Lifecycle Discovery

In this digital world, there is still a significant amount of data locked in electronic, and paper-based, documents. This makes data less accessible, and usable, compared to structured data stored in databases or other structured formats that already feed into corporate reporting and data analysis. Extracting and verifying this data can strengthen the overall data landscape that is being used to analyze and make corporate decisions.

DocuNECT’s Discovery module provides a powerful platform for extracting and processing this data locked in documents.

If you think about how we look at documents. On our first glance we try to determine what type of document it is…an invoice, loan appraisal, contract etc. Once we have established this then we have more context in which to look at the data. DocuNECT’s Discovery module works the same way, classifying the document type and then indexing the document to extract the data relevant to that type. The module uses different methods to achieve this including DocuNECT’s Rules Engine and Artificial Intelligence (AI), and where required, a human operator will be prompted by the system to confirm.

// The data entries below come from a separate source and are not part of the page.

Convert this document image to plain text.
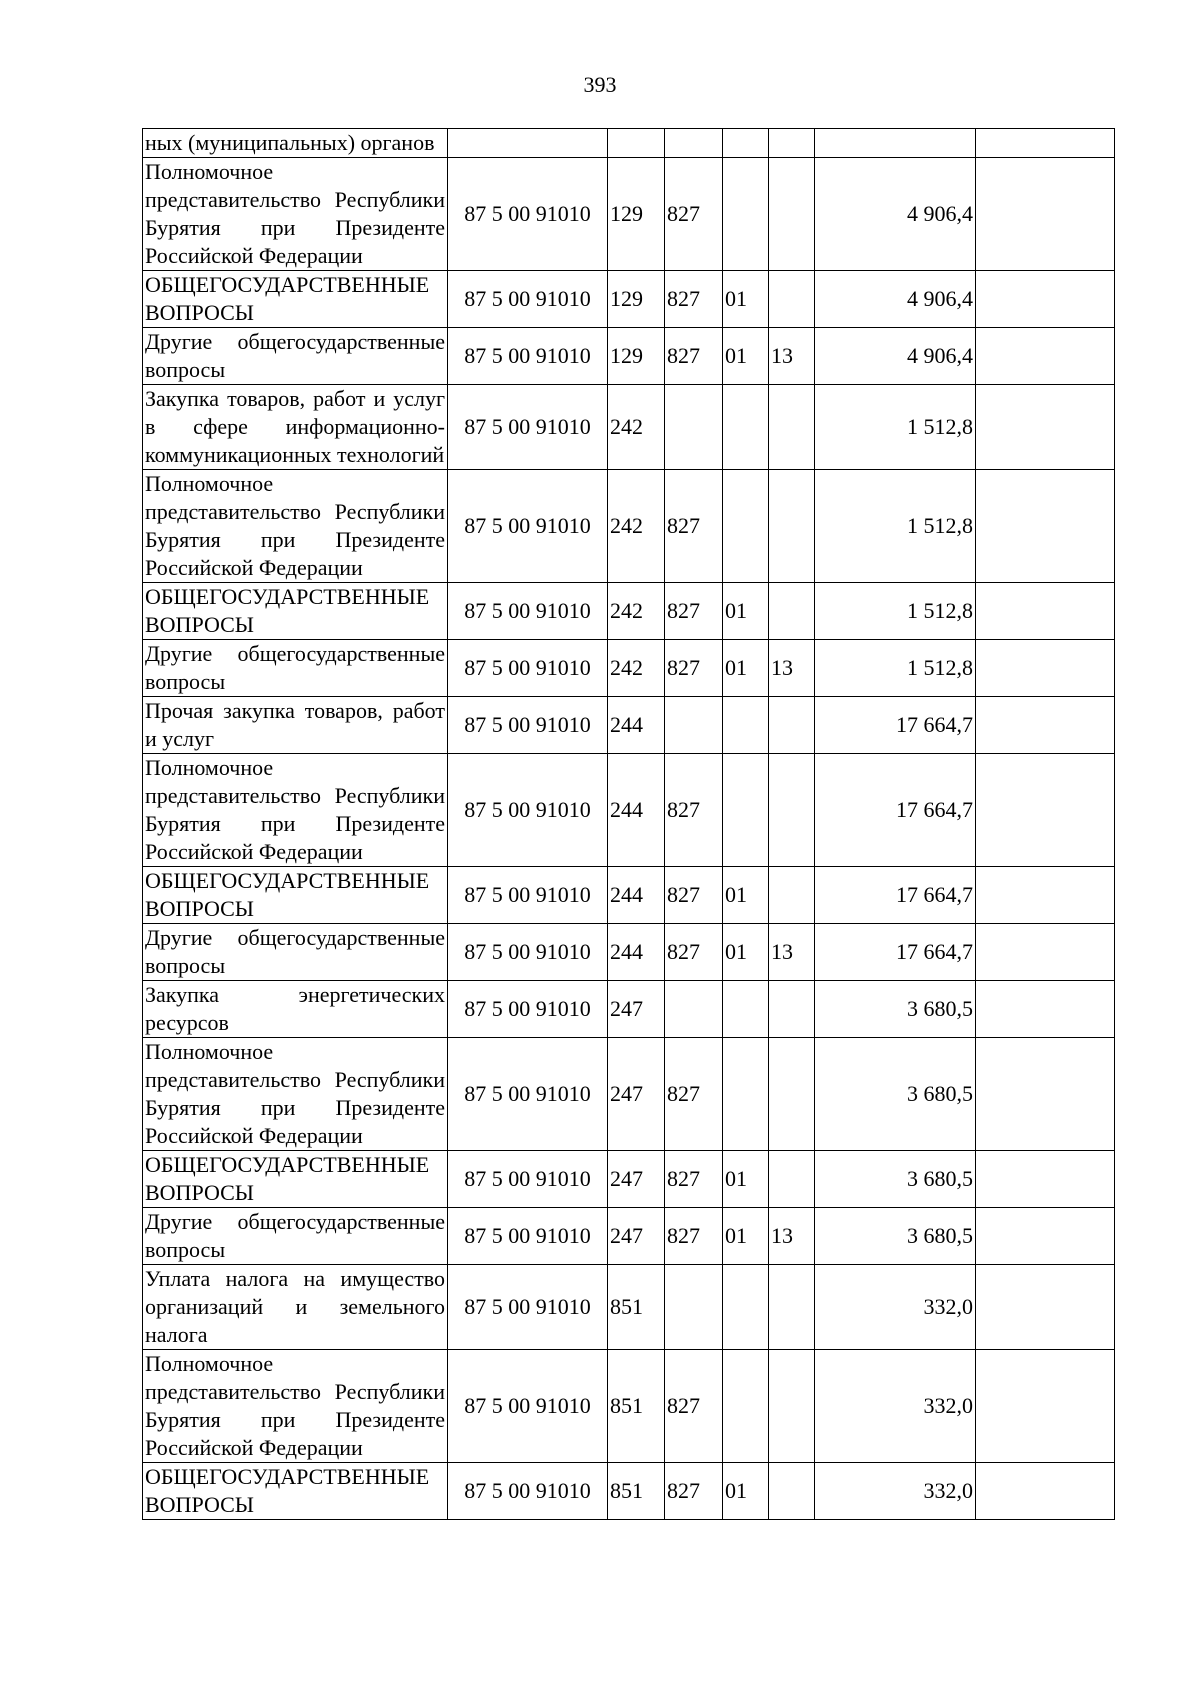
393
ных (муниципальных) органов							
Полномочное представительство Республики Бурятия при Президенте Российской Федерации	87 5 00 91010	129	827			4 906,4	
ОБЩЕГОСУДАРСТВЕННЫЕ ВОПРОСЫ	87 5 00 91010	129	827	01		4 906,4	
Другие общегосударственные вопросы	87 5 00 91010	129	827	01	13	4 906,4	
Закупка товаров, работ и услуг в сфере информационно-коммуникационных технологий	87 5 00 91010	242				1 512,8	
Полномочное представительство Республики Бурятия при Президенте Российской Федерации	87 5 00 91010	242	827			1 512,8	
ОБЩЕГОСУДАРСТВЕННЫЕ ВОПРОСЫ	87 5 00 91010	242	827	01		1 512,8	
Другие общегосударственные вопросы	87 5 00 91010	242	827	01	13	1 512,8	
Прочая закупка товаров, работ и услуг	87 5 00 91010	244				17 664,7	
Полномочное представительство Республики Бурятия при Президенте Российской Федерации	87 5 00 91010	244	827			17 664,7	
ОБЩЕГОСУДАРСТВЕННЫЕ ВОПРОСЫ	87 5 00 91010	244	827	01		17 664,7	
Другие общегосударственные вопросы	87 5 00 91010	244	827	01	13	17 664,7	
Закупка энергетических ресурсов	87 5 00 91010	247				3 680,5	
Полномочное представительство Республики Бурятия при Президенте Российской Федерации	87 5 00 91010	247	827			3 680,5	
ОБЩЕГОСУДАРСТВЕННЫЕ ВОПРОСЫ	87 5 00 91010	247	827	01		3 680,5	
Другие общегосударственные вопросы	87 5 00 91010	247	827	01	13	3 680,5	
Уплата налога на имущество организаций и земельного налога	87 5 00 91010	851				332,0	
Полномочное представительство Республики Бурятия при Президенте Российской Федерации	87 5 00 91010	851	827			332,0	
ОБЩЕГОСУДАРСТВЕННЫЕ ВОПРОСЫ	87 5 00 91010	851	827	01		332,0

What is Artificial Intelligence?

A much-used term in today, but with good reason as this technology provides us significant value in both the classification and data extraction arenas.

In general, the definition is as follows:

Artificial Intelligence (AI) is a multidisciplinary field of technology that focuses on creating systems capable of performing tasks that typically require human intelligence. These tasks encompass a wide range of activities, including reasoning, problem-solving, learning, understanding natural language, perception, and decision-making. AI systems aim to replicate or simulate human-like cognitive functions to varying degrees, with the ultimate goal of achieving human-level or superhuman performance in specific domains.

“We use DocuNECT’s Discovery module to automatically identify different types of loan documents to increase the efficiency of our capture and indexing process. The web-based interface and routing functionality means that we can easily get the right users involved in the review process.”

Loan Servicing Officer – Mortgage Company

The Building Blocks of DocuNECT’s Discovery Engine

The Discovery Engine and AI provide the following capabilities:

  1. Natural Language Processing (NLP). NLP is a branch of AI focused on enabling machines to understand, interpret, and generate human language. DocuNECT can analyze the document or page text to determine sentiment analysis, and text summarization
  2. Image Analysis. Computer vision involves the development of algorithms and systems that enable machines to interpret and understand visual information from the world, such as images and videos. It’s used in facial recognition, object detection, and document imaging
  3. Powerful Business Rules. Creating powerful business rules to help verify the information against logic rules or external systems can greatly improve the data integrity
  4. Machine Learning. DocuNECT is constantly analyzing the historical document data and any interaction to increase the level of automation
  5. Data Chain of Custody. DocuNECT maintain the link between the data element and the exact location in the document so the data source can always be viewed
Discovery AI

What Can the Discovery Engine Do?

The engine can classify and extract data from different document structures:

  1. Structured Documents – A document where the fields are in a fixed location. An example would be a Government form.
  2. Semi-Structured Documents – Documents that share the same, or similar, data but have a different format. An example would be an invoice, or W2.
  3. Unstructured Documents – Documents that do not have a consistent structure. An example would be an email, a letter, or contract.

Whether a TIFF or PDF Image, PDF Document, Text, or Microsoft Office the content can be extracted and analyzed by:

  • Extracting Key-Pair Information
  • Signature Detection (Digital and Wet Signatures)
  • Sentiment Analysis
  • Image Analysis
  • Extract Barcode Data
  • Use Natural Language to Query Content

What If the Engine is Not Sure?

The Discovery engine is designed to automate the classification and extraction but there are situations when the engine is not sure. A low-quality document preventing useful data from being identified, or data that fails a business rule, can prompt the system to route the document to be reviewed by user.

Using Workflow to Review/Approve Data

Use DocuNECT’s workflow engine to route documents to different users to gather more subjective data from Subject Matter Experts (SMEs) or provide data approval before distribution. A use case here would be Accounts Payable. Once the invoice data is extracted, the documents and associated information can be routed to managers for approval before being uploaded to the finance system for payment.

It Learns as It Goes…

The more documents the Discovery engine processes, the more data history it has to refine and compare the results. In addition, any user review is also analyzed to identify patterns that can be used to improve the rules.